The Toblerone Affair (1995)
In October 1995 Expressen revealed that Mona Sahlin — Deputy PM and presumptive SAP successor to Ingvar Carlsson — had used a government credit card for private expenses totalling 53,174 SEK, including two Toblerone bars. The criminal investigation was dropped but Sahlin withdrew her leadership candidacy on 16 October 1995, opening the path for Göran Persson and delaying Sweden's first-female PM by nearly two decades.
The Toblerone affair of October 1995 was the first scandal in the modern Swedish media era to end a prime-ministerial career before it began. Expressen reporter Leif Brännström revealed that Mona Sahlin — Deputy Prime Minister, former Labour Market Minister 1990–1991, and the presumptive SAP successor to Ingvar Carlsson — had used her government credit card for private expenses totalling 53,174 SEK, including a now-iconic purchase of two bars of Toblerone chocolate.
The preliminary criminal investigation was opened and quickly dropped: prosecutors found no offence. The political verdict was harsher. On 13 October Aftonbladet published a consolidated summary; on 14 October a Sifo poll showed 66 percent of voters now saw Sahlin as unsuitable as PM. On 16 October 1995 Sahlin held a press conference, announced a time-out, and withdrew her candidacy.
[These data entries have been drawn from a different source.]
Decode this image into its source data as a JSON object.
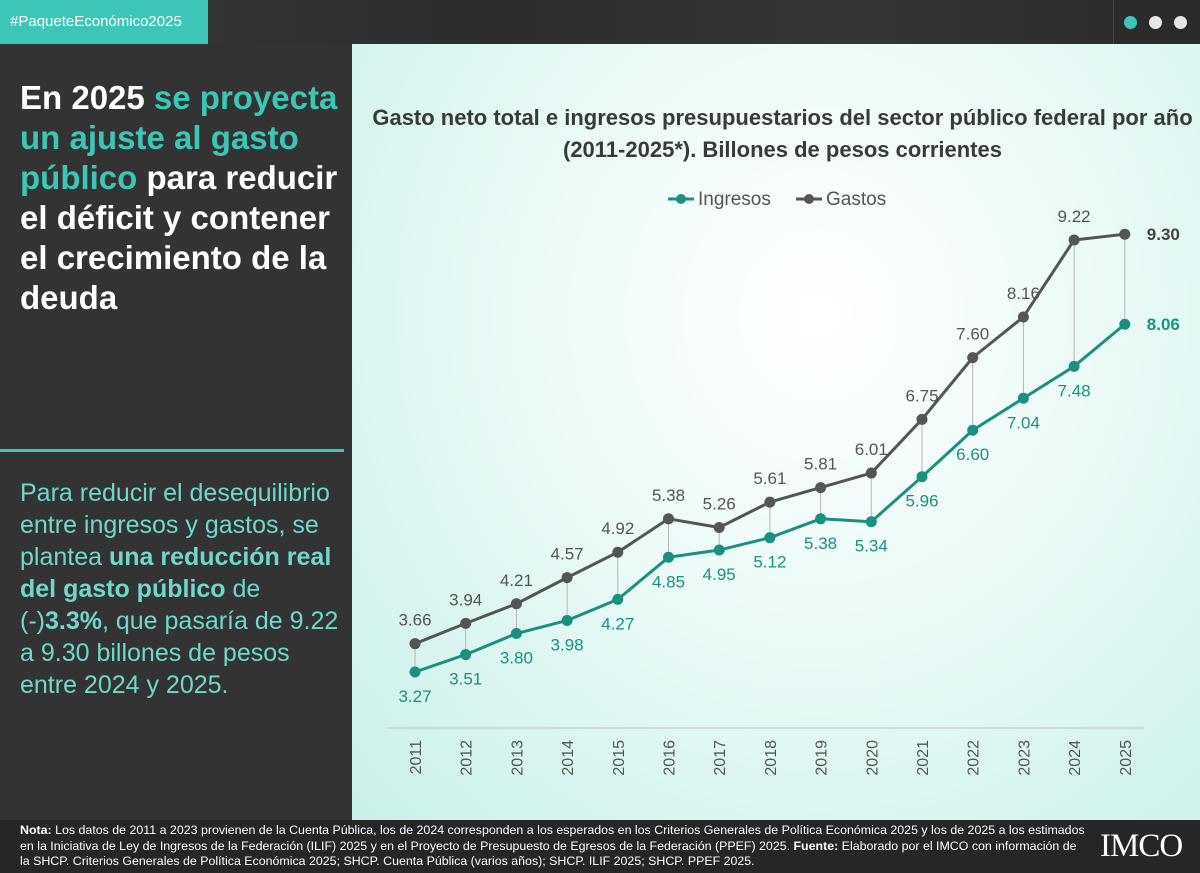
{
  "header": {
    "hashtag": "#PaqueteEconómico2025"
  },
  "left_panel": {
    "headline_parts": [
      "En 2025 ",
      "se proyecta un ajuste al gasto público",
      " para reducir el déficit y contener el crecimiento de la deuda"
    ],
    "body_parts": [
      "Para reducir el desequilibrio entre ingresos y gastos, se plantea ",
      "una reducción real del gasto público",
      " de (-)",
      "3.3%",
      ", que pasaría de 9.22 a 9.30 billones de pesos entre 2024 y 2025."
    ]
  },
  "footer": {
    "note_label": "Nota:",
    "note_text": " Los datos de 2011 a 2023 provienen de la Cuenta Pública, los de 2024 corresponden a los esperados en los Criterios Generales de Política Económica 2025 y los de 2025 a los estimados en la Iniciativa de Ley de Ingresos de la Federación (ILIF) 2025 y en el Proyecto de Presupuesto de Egresos de la Federación (PPEF) 2025. ",
    "source_label": "Fuente:",
    "source_text": " Elaborado por el IMCO con información de la SHCP. Criterios Generales de Política Económica 2025; SHCP. Cuenta Pública (varios años); SHCP. ILIF 2025; SHCP. PPEF 2025.",
    "logo_text": "IMCO"
  },
  "colors": {
    "accent": "#3cc6b7",
    "ingresos": "#1a9081",
    "gastos": "#555555",
    "dot1": "#3cc6b7",
    "dot2": "#e6e6e6",
    "dot3": "#e6e6e6"
  },
  "icons": {
    "dots": [
      "indicator-dot-active",
      "indicator-dot",
      "indicator-dot"
    ],
    "logo": "imco-logo"
  },
  "chart_data": {
    "type": "line",
    "title": "Gasto neto total e ingresos presupuestarios del sector público federal por año (2011-2025*). Billones de pesos corrientes",
    "xlabel": "",
    "ylabel": "",
    "categories": [
      "2011",
      "2012",
      "2013",
      "2014",
      "2015",
      "2016",
      "2017",
      "2018",
      "2019",
      "2020",
      "2021",
      "2022",
      "2023",
      "2024",
      "2025"
    ],
    "series": [
      {
        "name": "Ingresos",
        "values": [
          3.27,
          3.51,
          3.8,
          3.98,
          4.27,
          4.85,
          4.95,
          5.12,
          5.38,
          5.34,
          5.96,
          6.6,
          7.04,
          7.48,
          8.06
        ],
        "labels": [
          "3.27",
          "3.51",
          "3.80",
          "3.98",
          "4.27",
          "4.85",
          "4.95",
          "5.12",
          "5.38",
          "5.34",
          "5.96",
          "6.60",
          "7.04",
          "7.48",
          "8.06"
        ]
      },
      {
        "name": "Gastos",
        "values": [
          3.66,
          3.94,
          4.21,
          4.57,
          4.92,
          5.38,
          5.26,
          5.61,
          5.81,
          6.01,
          6.75,
          7.6,
          8.16,
          9.22,
          9.3
        ],
        "labels": [
          "3.66",
          "3.94",
          "4.21",
          "4.57",
          "4.92",
          "5.38",
          "5.26",
          "5.61",
          "5.81",
          "6.01",
          "6.75",
          "7.60",
          "8.16",
          "9.22",
          "9.30"
        ]
      }
    ],
    "ylim": [
      2.6,
      9.6
    ],
    "grid": false,
    "legend": "top-center",
    "data_labels": true,
    "drop_lines": true
  }
}
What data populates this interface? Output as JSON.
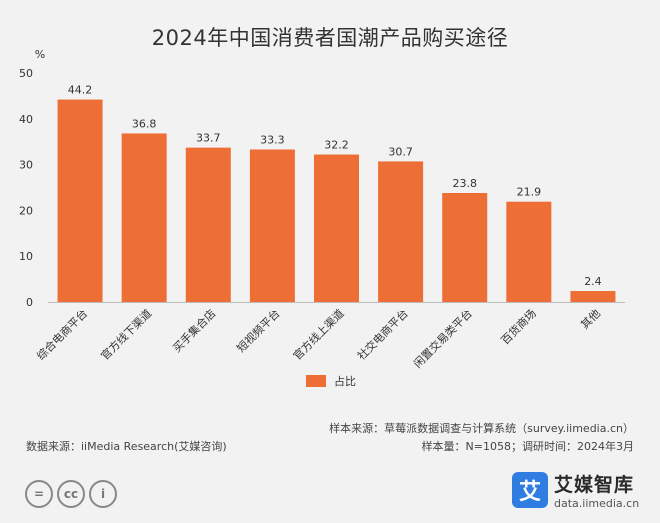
{
  "chart_data": {
    "type": "bar",
    "title": "2024年中国消费者国潮产品购买途径",
    "ylabel": "%",
    "ylim": [
      0,
      50
    ],
    "yticks": [
      0,
      10,
      20,
      30,
      40,
      50
    ],
    "categories": [
      "综合电商平台",
      "官方线下渠道",
      "买手集合店",
      "短视频平台",
      "官方线上渠道",
      "社交电商平台",
      "闲置交易类平台",
      "百货商场",
      "其他"
    ],
    "series": [
      {
        "name": "占比",
        "values": [
          44.2,
          36.8,
          33.7,
          33.3,
          32.2,
          30.7,
          23.8,
          21.9,
          2.4
        ]
      }
    ],
    "bar_color": "#ed6f35",
    "legend_position": "bottom-center",
    "grid": false
  },
  "notes": {
    "sample_source": "样本来源：草莓派数据调查与计算系统（survey.iimedia.cn）",
    "sample_info": "样本量：N=1058；调研时间：2024年3月",
    "data_source": "数据来源：iiMedia Research(艾媒咨询)"
  },
  "brand": {
    "logo_text": "艾",
    "name": "艾媒智库",
    "url": "data.iimedia.cn"
  },
  "cc_icons": [
    "=",
    "cc",
    "i"
  ]
}
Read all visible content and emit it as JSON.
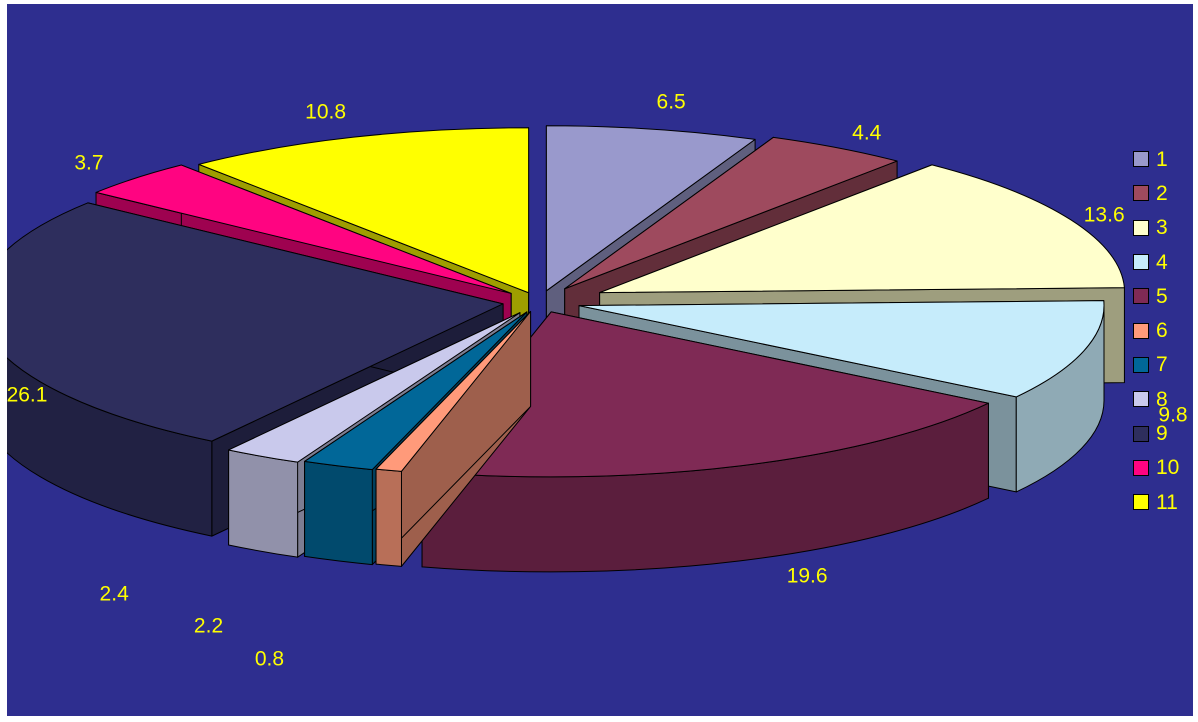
{
  "chart_data": {
    "type": "pie",
    "three_d": true,
    "exploded": true,
    "title": "",
    "categories": [
      "1",
      "2",
      "3",
      "4",
      "5",
      "6",
      "7",
      "8",
      "9",
      "10",
      "11"
    ],
    "values": [
      6.5,
      4.4,
      13.6,
      9.8,
      19.6,
      0.8,
      2.2,
      2.4,
      26.1,
      3.7,
      10.8
    ],
    "value_labels": [
      "6.5",
      "4.4",
      "13.6",
      "9.8",
      "19.6",
      "0.8",
      "2.2",
      "2.4",
      "26.1",
      "3.7",
      "10.8"
    ],
    "colors": [
      "#9999cc",
      "#9e4a5e",
      "#ffffcc",
      "#c6ecfb",
      "#7f2a55",
      "#ff9a7a",
      "#016798",
      "#c9c9ec",
      "#2e2e5d",
      "#ff0481",
      "#ffff00"
    ],
    "legend_placement": "right",
    "background": "#2e2e8f",
    "label_color": "#ffff00"
  }
}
The affair cleared the path for Göran Persson, who took the SAP chair and prime-ministership in March 1996 and brought with him the strict fiscal-austerity programme — including the NDC pension reform and the överskottsmålet surplus rule — that defined post-crisis Swedish governance. It also delayed the eventual first-female SAP leader (Sahlin returned 2007–2011) and the first-female PM (Magdalena Andersson, 2021) by more than a decade.